Sakit Tidak Berwujud

Nalin ada di mana-mana setelah pertemuan kami di parkiran sepeda. Dia adalah bak kamar mandi yang mengintipku pipis, tentu saja dengan kutang di tangannya. Ketika aku berbaring di dipan, Nalin menggantung di langit-langit kamar, sama panjangnya dengan kabel bola lampu yang menggantung di sisinya. Kutang di tangannya berayun seperti gerakan bandul hipnotis. Nalin adalah sepiring nasi, setumpuk kardus ibu, dan seekor semut yang merayap tergesa di celah retakan tembok rumah. Suaranya lekat, dekat, mengendap di kepalaku seperti mantra mandi yang ibu ucapkan ketika akan mengguyur ubun-ubunku. Suara itu ditimpali dengan gelak tawa teman-teman kelas yang menyudutkanku. 

Aku benar-benar tidak tahan. Membayangkan harus kembali duduk di kelas yang sama dengan Nalin dan dengan memakai kutang masa remaja ibu lainnya keesokan hari benar-benar membuatku putus asa. 

“Besok Senin aku sakit. Tidak akan pergi sekolah.”
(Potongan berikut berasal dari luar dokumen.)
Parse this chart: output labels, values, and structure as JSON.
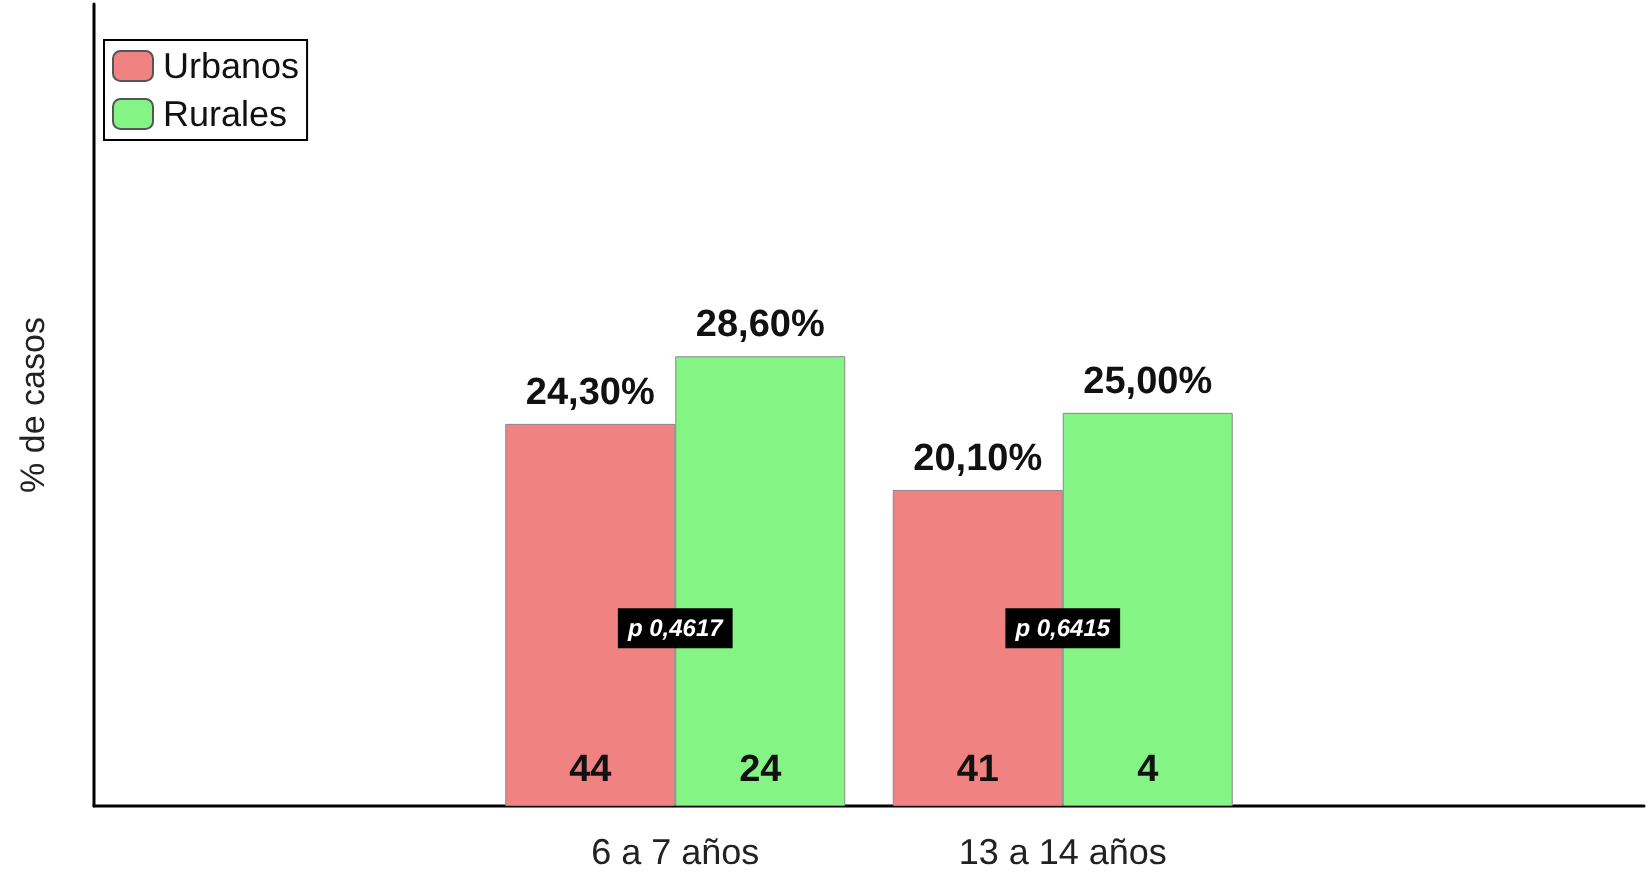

Aku memberikan amplop putih kepada ibu. Kukatakan padanya untuk menitipkan surat ijin itu pada kawanku. Dia tinggal di seberang sungai di depan rumah. Ibu hanya perlu menyebrangi jembatan bambu untuk tiba di pekarangan kawanku. Akan tidak elok jika aku yang memberikannya langsung.

Ibu tampak berpikir keras sembari memandang sanksi si amplop putih. Ia tak segera menerima benda itu. Ia lalu menoleh jam dinding. Saat itu pukul setengah satu siang. Aku baru saja tiba di rumah sejam yang lalu. 

“Bagaimana kau tahu kau akan sakit Senin besok? Sekarang masih Sabtu."

Aku mendesakkan amplop itu ke telapak tangan ibu, seperti gerak orang-orang muda pulang dari perantauan yang menyantuni para sepuh di desa ketika lebaran. 

“Aku sudah sakit sekarang, Bu.”

Ibu memegang dahiku. Ketika dia akan membuka mulutnya untuk bersuara, aku mendahuluinya. “Sekarang belum terasa panasnya. Tapi aku merasa sakit sekali, tidak tahu di mana. Nanti panasnya akan menyusul.”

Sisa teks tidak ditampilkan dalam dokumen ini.